When his wife decided to run in last year’s provincial elections, Karbala local Adel Mohammed decided to consult a magic man. The fortune telling magician told Mohammed that his wife would win if she promised to help the families in need in Karbala. Despite the fact that Mohammed paid the magician IQD5 million (around US$4,200) his wife didn’t win – she only managed to get 47 votes.
Nonetheless Mohammed’s wife has decided to give politics another try and she is running as a candidate in the upcoming general elections – Iraq will hold federal elections on April 30.
So Mohammed has given another magic man a try too. “This time we went to one of the really famous magicians in Mishkab in Najaf,” Mohammed explains. “He gave us some prayers, some invocations to God, magic formulas and some bottles of water. All of these are supposed to be used to attract voters and sympathy for my wife. The magician says she will definitely win a seat this time.”
For these services, Mohammed and his wife paid around the same amount of money they did last time.
Since the early 1970s, magicians and mystics have become more popular and more professional in Iraq. They proclaim themselves semi-religious, calling themselves terms like sayid, sheikh or mullah, all of which denote that they are holy men in Arabic and Kurdish. But of course, with additional, special powers. One local sociologist believes that more locals were seeking help from the magic men in Iraq because of widespread poverty and illiteracy as well as a need to find some sort of hope, or spiritual alternative, after military conflict and economic crisis. Yet their clientele come from all levels of Iraqi society.
Meanwhile another of Karbala’s candidates, Mahmoud Obeid, says he too is resorting to magic. He has run for office three times already and he’s never been successful – so this time he is enlisting supernatural aid.
Interestingly enough Obeid sought the help of a magician in India. He says he travelled there and with the help of an Iraqi living there, met with a well known magic man. “I paid the man around US$4,000 so that he would do some rituals on my behalf,” Obeid explains. “But when we left his house we were attacked by a gang of three other men who stole all our money.”
Obeid, who lost about US$8,000 on his Indian trip, is now using another method to try and secure his place in politics: He is also distributing free meals to poor families in low-income areas. “This time I really hope I win,” Obeid says.
Another Karbala candidate, Layla Flaih, says she only decided to compete in these elections because of superstition. “One of my colleagues reads coffee grounds and she advised me to run,” Flaih told NIQASH. “She said I would win.

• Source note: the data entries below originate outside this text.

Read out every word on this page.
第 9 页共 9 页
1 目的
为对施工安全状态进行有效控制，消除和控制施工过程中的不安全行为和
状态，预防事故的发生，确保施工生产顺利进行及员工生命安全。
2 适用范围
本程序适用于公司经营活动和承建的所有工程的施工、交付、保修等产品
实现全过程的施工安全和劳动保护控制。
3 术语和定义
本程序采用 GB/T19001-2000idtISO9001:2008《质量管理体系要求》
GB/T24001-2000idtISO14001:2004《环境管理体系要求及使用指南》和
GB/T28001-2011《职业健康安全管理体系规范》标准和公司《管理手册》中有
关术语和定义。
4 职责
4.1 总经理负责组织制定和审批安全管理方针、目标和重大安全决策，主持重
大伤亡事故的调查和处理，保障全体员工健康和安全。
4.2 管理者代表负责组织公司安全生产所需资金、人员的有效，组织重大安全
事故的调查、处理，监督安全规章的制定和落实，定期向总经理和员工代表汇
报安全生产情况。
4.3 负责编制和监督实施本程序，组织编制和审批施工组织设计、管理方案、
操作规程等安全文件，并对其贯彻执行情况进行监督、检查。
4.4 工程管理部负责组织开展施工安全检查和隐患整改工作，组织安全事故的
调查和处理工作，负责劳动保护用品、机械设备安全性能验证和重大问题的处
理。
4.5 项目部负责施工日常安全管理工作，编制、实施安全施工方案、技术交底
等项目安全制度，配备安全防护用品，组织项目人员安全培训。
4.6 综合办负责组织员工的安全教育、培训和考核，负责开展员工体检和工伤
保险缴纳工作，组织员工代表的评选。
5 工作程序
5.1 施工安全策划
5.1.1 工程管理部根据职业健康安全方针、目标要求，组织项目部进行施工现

So I submitted my information to IHEC [the Independent High Electoral Commission], which runs the elections even though it’s caused a lot of problems with my family. My husband didn’t want me to run and he has threatened to divorce me.”
Another candidate says one of his cousins works as a magician. The cousin couldn’t give the candidate any concrete information. “But still, he said that if I won I should pay him IQD7 million,” says the candidate, who preferred to remain anonymous because his cousin was doing special rituals to help him win.
These kinds of stories are not uncommon. The magic men and women of Karbala can corroborate these tales. Business is good, they say.
“Many of the candidates come late at night and they come in other cars, so that they are not seen coming to my house,” says one well known Karbala fortune teller known as Yahya. “They all ask me to perform rituals or they want special talismans that can help them get more votes. They want to use the talismans when they hold election rallies and also during their visits to different neighbourhoods.”
Yahya agrees that business is good; last year she also did well during the provincial elections. “One of the candidates paid me IQD5 million (around US$4,200) after winning a seat,” she notes.
Another local magician, whose name is Raed but who is known locally as Abu Mrayeh, or Father Mirror, is often consulted because he is supposed to be able to speak to spirits; he does this by hypnotising people and asking the spirits to work through them to reveal the names of thieves and where they can be found.
And now Raed says he is getting lots of visits from election candidates, asking him to tell them who is going to win.
“But I can’t promise anything because that’s not my speciality,” Raed says. “One of the female candidates who came here asked me to help her win a seat by summoning spirits who could collect votes for her and ensure she wins. She offered me US$10,000 but I refused her money because I can’t do this. My speciality is the detection of thieves’ names.”
“The candidates that go to magicians and fortune tellers do so because they lack confidence,” local sociologist Garham al-Khazali told NIQASH. “And the magicians and fortune tellers find them easy prey because of this. The candidates need to ease the pressure they put on themselves, they need to be reassured and this is what the magicians offer them: Peace of mind. That’s why they also get the money they ask for.”
Of course, not all the candidates think it’s a good idea to try and use “magic” to succeed in the upcoming general elections. “In this day and age it’s embarrassing to go to magicians,” says one candidate who preferred not to be named. “These people are doing this because they simply don’t have any real support from Karbala’s voters.”